Introduction
When building apps, there are usually two ways to get data from a service:
1. Use the official API provided by the service.
2. Scrape the data directly from the website.
Both approaches work, but they come with different trade‑offs. Let’s look at a simple example: pulling weather data for Jakarta using OpenWeatherMap. We’ll compare what happens when we use the official API versus scraping the HTML page with Selenium.
Getting Data from the API
The API endpoint looks like this:
https://api.openweathermap.org/data/2.5/weather?q=Jakarta&appid=API_KEY&units=metric
The response is structured JSON. Here’s a simplified version:
{
"name": "Jakarta",
"weather": [{"description": "overcast clouds"}],
"main": {"temp": 26.37, "temp_min": 24.94, "temp_max": 26.72, "pressure": 1009, "humidity": 70},
"wind": {"speed": 5.14}
}
API summary:
- City: Jakarta
- Weather: overcast clouds
- Temperature: 26.37 °C
- Range: 24.94 – 26.72 °C
- Pressure: 1009 hPa
- Humidity: 70%
- Wind: 5.14 m/s
Working with APIs? You may also enjoy Backend API Testing with Laravel for deeper insights into validating API reliability.
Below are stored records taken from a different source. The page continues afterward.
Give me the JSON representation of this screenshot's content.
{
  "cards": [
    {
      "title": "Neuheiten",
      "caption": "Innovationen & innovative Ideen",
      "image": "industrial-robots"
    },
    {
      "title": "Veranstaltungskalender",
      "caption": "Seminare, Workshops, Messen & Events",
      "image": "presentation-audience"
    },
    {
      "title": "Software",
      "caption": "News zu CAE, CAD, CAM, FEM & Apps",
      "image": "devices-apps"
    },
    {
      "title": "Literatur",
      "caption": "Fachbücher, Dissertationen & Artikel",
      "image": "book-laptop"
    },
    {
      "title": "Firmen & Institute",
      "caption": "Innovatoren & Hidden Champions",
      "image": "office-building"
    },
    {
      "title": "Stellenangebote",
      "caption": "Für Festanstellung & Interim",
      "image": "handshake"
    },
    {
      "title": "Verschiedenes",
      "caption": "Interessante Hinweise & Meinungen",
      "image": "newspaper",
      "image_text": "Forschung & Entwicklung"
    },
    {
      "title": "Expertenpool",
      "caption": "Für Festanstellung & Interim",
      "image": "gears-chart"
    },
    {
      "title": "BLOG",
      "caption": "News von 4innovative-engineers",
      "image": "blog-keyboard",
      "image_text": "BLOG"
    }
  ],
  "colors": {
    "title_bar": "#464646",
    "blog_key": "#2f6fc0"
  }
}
Getting Data by Scraping HTML
The website page is:
https://openweathermap.org/find?q=jakarta
With Selenium, we can grab the table row that shows the weather. The output looks like this:
{'source': 'Scraping (HTML via Selenium)', 'city': 'Jakarta, ID', 'weather': 'overcast clouds', 'temp': '26.4°С'}
Scraping summary:
- City: Jakarta, ID
- Weather: overcast clouds
- Temperature: 26.4 °C
Side‑by‑Side Comparison
| Aspect | API (Official) | Scraping (HTML via Selenium) |
|---|---|---|
| Data detail | Full: min/max temp, pressure, humidity, wind | Basic: city, weather, temp only |
| Stability | Reliable JSON format | Breaks if HTML changes |
| Speed | Fast, direct JSON | Slower (needs JS rendering) |
| Requirements | Needs API key | Needs Selenium + browser driver |
| Best use case | Production apps | Demo, practice, portfolio projects |
Conclusion
- The API is the best choice for real applications: it’s stable, fast, and gives complete data.
- Scraping HTML is useful for learning, experimenting, or showing off portfolio skills.
- In Jakarta’s case, both methods give similar results, but the API provides more detail behind the scenes.